Better brand recognition, a lot more working capital, and a chance to liquidate life-changing equity grants: staff at any business about to go public might be looking forward to these kinds of benefits. However, what most also invariably get on the side is a great deal of attention—not always the good kind.
No pre-IPO company can isolate itself from short-selling naysayers and criminals completely. But removing executive and employee personally identifiable information (PII) from the open web can help organizations mitigate some of the worst personal and organizational threats during this busy and stressful time.
1. The Personal Privacy Impact of an IPO
From shareholders to executive staff, when a business announces an IPO, anyone with a stake in the company can suddenly find themselves a target for harassment.
Whether it’s disgruntled former employees, individuals who lost out on the deal, or scammers, wealth and prominence (or the promise of these things) can render those involved in an IPO an attractive target for anyone looking to cause harm or make a quick buck. Case in point: more than 8 in 10 of the top 25 Fortune 500 CEOs have been victims of threats or harassment.
Besides causing immense stress and in the event that personal harassment campaigns become public, even reputational damage to individuals themselves, these types of incidents can also affect how customers and investors perceive the organization and its public persona.
2. The Cybersecurity Impact of an IPO
Regardless of how big or small a company is, the organizational, technical, and legal maneuvring that comes with the sudden shift from private to public ownership is a period of great change for any organization—one that cybercriminals are only too keen to exploit.
According to the FBI, ransomware groups often use time-sensitive financial business events like IPOs and mergers and acquisitions as leverage.
Specifically when targeting companies involved in these types of events, threat actors will often do the following before an attack:
- Search their target’s documents and emails for keywords like “NASDAQ.”
- Research a company’s likely stock valuation.
- Look for other material nonpublic information, including sensitive assets like intellectual property.
They will then threaten victims to expose their findings, which could result in potential investor backlash and stock price declines, to pressure them into paying a ransom quickly.
It’s a great strategy. Research shows that ransomware attacks can affect the price of a victim’s shares by up to 30%. Looking at hacking forums, cybercriminals sometimes even encourage others to use the NASDAQ stock exchange to adjust their extortion process.
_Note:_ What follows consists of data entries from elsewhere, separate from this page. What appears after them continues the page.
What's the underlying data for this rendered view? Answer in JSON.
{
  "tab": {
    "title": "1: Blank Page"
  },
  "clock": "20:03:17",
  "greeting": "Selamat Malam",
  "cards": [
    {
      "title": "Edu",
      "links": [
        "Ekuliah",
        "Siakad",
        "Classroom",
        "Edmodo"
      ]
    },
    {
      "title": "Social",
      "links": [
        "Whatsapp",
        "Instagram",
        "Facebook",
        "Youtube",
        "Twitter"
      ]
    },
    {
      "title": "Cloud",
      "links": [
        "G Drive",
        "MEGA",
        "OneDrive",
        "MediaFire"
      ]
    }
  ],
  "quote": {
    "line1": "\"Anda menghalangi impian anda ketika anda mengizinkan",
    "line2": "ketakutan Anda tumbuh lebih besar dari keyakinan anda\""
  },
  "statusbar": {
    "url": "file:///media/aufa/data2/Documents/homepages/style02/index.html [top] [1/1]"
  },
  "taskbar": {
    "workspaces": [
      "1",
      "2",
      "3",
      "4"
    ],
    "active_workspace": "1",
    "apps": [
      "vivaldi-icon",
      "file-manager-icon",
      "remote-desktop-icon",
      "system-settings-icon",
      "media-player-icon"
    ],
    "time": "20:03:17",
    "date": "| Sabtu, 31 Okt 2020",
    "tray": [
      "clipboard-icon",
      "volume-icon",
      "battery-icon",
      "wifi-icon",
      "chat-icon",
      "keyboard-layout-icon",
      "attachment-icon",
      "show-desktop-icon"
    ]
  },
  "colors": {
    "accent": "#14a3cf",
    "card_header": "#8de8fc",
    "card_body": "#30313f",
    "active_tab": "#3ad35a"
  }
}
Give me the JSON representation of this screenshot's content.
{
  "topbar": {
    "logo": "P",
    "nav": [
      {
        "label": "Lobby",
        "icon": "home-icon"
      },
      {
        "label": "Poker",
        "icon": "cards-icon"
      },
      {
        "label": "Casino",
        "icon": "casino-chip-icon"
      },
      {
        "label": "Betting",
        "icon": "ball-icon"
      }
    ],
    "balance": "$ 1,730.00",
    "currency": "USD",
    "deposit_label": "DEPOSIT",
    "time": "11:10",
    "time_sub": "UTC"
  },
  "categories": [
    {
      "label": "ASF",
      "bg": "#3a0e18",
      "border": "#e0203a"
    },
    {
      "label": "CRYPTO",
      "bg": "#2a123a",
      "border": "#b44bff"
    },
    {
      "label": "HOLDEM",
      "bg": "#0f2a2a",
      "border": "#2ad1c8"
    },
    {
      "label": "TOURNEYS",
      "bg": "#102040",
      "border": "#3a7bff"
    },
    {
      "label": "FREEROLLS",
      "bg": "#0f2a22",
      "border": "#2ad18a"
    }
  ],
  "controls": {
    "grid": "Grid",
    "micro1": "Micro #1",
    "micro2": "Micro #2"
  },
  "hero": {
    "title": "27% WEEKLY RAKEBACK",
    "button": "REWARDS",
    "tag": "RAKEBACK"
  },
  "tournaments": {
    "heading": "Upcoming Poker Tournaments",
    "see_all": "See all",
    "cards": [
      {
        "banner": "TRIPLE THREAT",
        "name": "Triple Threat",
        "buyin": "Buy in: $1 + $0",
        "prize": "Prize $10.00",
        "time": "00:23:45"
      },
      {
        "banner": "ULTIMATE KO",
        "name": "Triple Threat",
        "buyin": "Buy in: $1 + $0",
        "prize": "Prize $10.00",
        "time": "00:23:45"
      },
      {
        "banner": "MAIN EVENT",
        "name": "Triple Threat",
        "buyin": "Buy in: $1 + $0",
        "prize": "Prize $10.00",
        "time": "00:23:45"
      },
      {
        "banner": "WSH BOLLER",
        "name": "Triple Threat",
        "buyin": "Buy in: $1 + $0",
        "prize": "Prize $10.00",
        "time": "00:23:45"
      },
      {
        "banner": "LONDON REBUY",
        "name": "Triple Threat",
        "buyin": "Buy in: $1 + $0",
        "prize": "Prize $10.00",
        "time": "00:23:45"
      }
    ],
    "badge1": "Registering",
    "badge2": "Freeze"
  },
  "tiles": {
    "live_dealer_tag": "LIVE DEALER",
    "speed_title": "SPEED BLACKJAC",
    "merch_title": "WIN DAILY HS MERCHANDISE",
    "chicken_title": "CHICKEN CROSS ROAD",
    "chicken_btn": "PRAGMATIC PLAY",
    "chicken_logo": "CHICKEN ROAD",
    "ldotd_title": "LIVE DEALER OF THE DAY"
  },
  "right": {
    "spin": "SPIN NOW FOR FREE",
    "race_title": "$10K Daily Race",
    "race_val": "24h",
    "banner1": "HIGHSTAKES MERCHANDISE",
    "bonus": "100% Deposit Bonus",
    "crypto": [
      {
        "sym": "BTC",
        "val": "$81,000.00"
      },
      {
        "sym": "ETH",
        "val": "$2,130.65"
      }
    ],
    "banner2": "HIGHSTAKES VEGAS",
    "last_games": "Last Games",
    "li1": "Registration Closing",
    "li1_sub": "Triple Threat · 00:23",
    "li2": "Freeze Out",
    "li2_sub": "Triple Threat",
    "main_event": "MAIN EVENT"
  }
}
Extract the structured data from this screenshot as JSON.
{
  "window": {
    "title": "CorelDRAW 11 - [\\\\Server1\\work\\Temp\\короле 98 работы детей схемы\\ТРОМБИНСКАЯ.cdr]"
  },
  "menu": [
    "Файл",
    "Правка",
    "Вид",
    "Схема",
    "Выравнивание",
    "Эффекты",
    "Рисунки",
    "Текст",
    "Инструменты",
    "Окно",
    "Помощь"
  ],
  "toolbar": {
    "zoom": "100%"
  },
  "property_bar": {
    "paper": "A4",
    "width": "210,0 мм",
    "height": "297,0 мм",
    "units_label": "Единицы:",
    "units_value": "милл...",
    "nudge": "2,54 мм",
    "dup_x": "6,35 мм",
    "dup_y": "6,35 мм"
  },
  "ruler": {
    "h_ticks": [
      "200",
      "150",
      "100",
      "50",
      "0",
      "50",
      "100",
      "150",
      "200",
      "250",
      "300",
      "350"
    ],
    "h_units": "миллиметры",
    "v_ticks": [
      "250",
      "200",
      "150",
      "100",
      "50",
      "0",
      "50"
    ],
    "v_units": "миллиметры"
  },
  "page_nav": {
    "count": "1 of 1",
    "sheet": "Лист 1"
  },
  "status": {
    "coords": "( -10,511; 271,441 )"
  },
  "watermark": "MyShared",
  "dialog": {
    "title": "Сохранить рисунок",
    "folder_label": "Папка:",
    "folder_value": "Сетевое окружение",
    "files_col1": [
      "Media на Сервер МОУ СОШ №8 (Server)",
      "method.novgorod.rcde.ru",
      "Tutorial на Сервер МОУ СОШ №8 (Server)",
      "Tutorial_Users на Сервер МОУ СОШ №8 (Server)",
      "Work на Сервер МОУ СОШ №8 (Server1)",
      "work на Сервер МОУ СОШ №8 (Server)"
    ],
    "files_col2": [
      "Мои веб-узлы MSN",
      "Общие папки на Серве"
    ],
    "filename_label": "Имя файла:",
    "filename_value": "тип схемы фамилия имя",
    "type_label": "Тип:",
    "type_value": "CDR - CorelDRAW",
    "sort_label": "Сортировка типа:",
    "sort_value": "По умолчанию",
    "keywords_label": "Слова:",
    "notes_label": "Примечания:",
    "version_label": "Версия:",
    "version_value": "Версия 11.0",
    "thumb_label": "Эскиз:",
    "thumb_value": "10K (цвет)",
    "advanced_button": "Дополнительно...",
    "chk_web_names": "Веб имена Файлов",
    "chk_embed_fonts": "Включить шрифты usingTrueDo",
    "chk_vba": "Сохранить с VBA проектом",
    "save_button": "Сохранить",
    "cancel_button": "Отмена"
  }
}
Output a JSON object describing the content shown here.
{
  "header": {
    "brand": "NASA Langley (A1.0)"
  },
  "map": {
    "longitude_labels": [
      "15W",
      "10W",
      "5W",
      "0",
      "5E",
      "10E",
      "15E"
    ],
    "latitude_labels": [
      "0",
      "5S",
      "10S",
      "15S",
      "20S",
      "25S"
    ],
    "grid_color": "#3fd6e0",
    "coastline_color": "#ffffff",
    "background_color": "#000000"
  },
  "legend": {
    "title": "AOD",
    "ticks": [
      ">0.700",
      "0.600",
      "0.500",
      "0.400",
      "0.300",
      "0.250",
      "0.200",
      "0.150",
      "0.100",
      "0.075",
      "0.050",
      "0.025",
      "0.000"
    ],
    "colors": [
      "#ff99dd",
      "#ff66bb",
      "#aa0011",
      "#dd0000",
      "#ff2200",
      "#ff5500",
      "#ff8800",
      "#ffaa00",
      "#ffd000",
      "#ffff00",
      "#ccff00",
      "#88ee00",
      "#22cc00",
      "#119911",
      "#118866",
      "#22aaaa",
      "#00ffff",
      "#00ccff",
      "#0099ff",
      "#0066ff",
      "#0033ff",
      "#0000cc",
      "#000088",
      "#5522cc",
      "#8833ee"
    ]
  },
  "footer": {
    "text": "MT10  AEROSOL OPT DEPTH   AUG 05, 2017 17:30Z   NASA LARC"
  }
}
Personal Information Exposure during an IPO
One thing harassment campaigns, doxxing incidents, and breaches tend to have in common is that they more often than not exploit executive and/or employee personally identifiable information.
That makes sense. After all, if an aggrieved individual can’t find an executive’s phone number, how will they harass/stalk/threaten them? And if a cybercriminal can’t get their hands on an employee’s email address, how will they send them a spear-phishing email?
Unfortunately, finding this information is remarkably easy. It doesn’t even require a trip to the dark web.
Because of data brokers—i.e., firms that trade in people’s personal data—anyone can get their hands on an employee’s contact details and other sensitive data via the open web (i.e., with a simple Google search). Today, over 230 data brokers hold information on 99% of all American adults. What’s more, the average data broker lists three personal email addresses per executive, and 40% of data brokers hold IP addresses that can be linked to executives’ home networks.
Stopping Pre-IPO Threats at Source
Removing executive and employee PII from publicly accessible sources may not dissuade determined individuals from causing harm to an organization that’s about to IPO. But it will certainly make a company a less attractive target. When they’re unable to locate useful PII, malicious individuals are more likely to move on to the next target.
Although it’s possible to delete PII from data brokers manually, it’s a time-consuming and, at times, complex process. Not only does each data broker have different opt-out procedures (i.e., one might let people opt out online, whereas others may require you to mail in a physical form or even make a phone call), but they also periodically relist people’s information. As such, for it to be effective, removal needs to be continuous.